Kapuas, Berita Merdeka Online – Pihak Polsek Kapuas Tengah Resort Polres Kapuas,Berdasarkan berita yang sudah viral disosial media Melalui Kapolsek Kapuas Tengah, Iptu Rizki Atmaka Rahadi. S.Tr.K. SIK . M.Si,Tadi Jum’at malam (22/12/2023), langsung bergerak mengirimkan anggotanya guna melakukan pengecekan dan turun kelokasi tambang yang diduga ada kegiatan penambangan Ellegal MiningDilokasi Km 5 Desa Pujon.

Perlu diketahui yang mana lahan tersebut masih belum selesai tata batasnya sengketa tanah dan lahannya sampai saat ini.

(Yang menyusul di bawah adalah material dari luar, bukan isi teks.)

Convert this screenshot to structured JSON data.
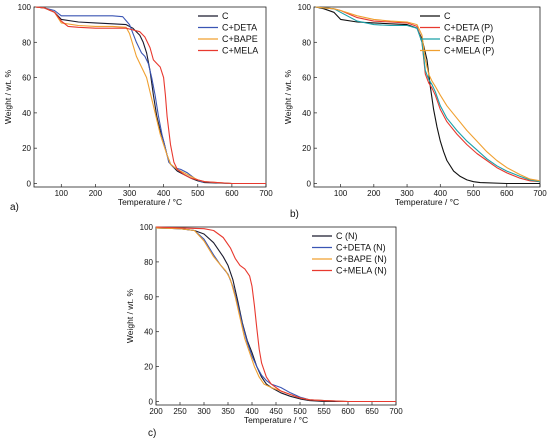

Antara pihak mama Wenti dengan pihak Bapak Sindi, warga Desa Pujon, Kecamatan Kapuas Tengah, Kabupaten Kapuas KalTeng ternyata tidak ada kebenarannya. Tidak ada ditemukan yang beraktifitas melakukan kegiatan kerja penambangan liar dilahan atau lokasi tersebut oleh petugas aparat Polsek Kapuas Tengah. Yang ditemukan hanya ada bekas orang-orang kerja dengan cara manual menggunakan mesin dompeng dan mesin pompa dilahan tersebut.

“Dari hasil penelusuran Anggota Polsek Kapuas Tengah yang turun langsung kelokasi melakukan pengecekan,” kata Kapolsek Kapuas Tengah, Iptu Rizki Atmaka Rahadi.

Semoga dengan hasil pengecekan dan penelusuran langsung dilokasi yang dilakukan oleh pihak aparat anggota Polsek Kapuas tesebut yang mana ada pemberitaan dari beberapa media yang sempat viral dan heboh dimedia sosial.

Sebagai bahan dan dasar untuk Klarifikasi agar pemberitaan ini transparan, supaya lurus dan tidak ada unsur rekayasa. Tersangkut ada oknum anggota Polsek Kapuas Tengah sdra H yang diduga ikut kerja menambang dan kerja dilahan tersebut, tidak ada kebenarannya.

Saat dikomfirmasi langsung awak media berita merdeka online biro Kapuas. Polsek Kapuas Tengah, berharap agar sengketa batas tanah dan lahan ini bisa cepat terselesaikan oleh Pemerintah Desa Pujon agar kedua belah pihak yang lagi bermasalah tidak ada saling klem diantara mereka dan permusuhan agar bisa berdampingan dan hidup damai serta menjalankan aktifitasnya tidak terganggu.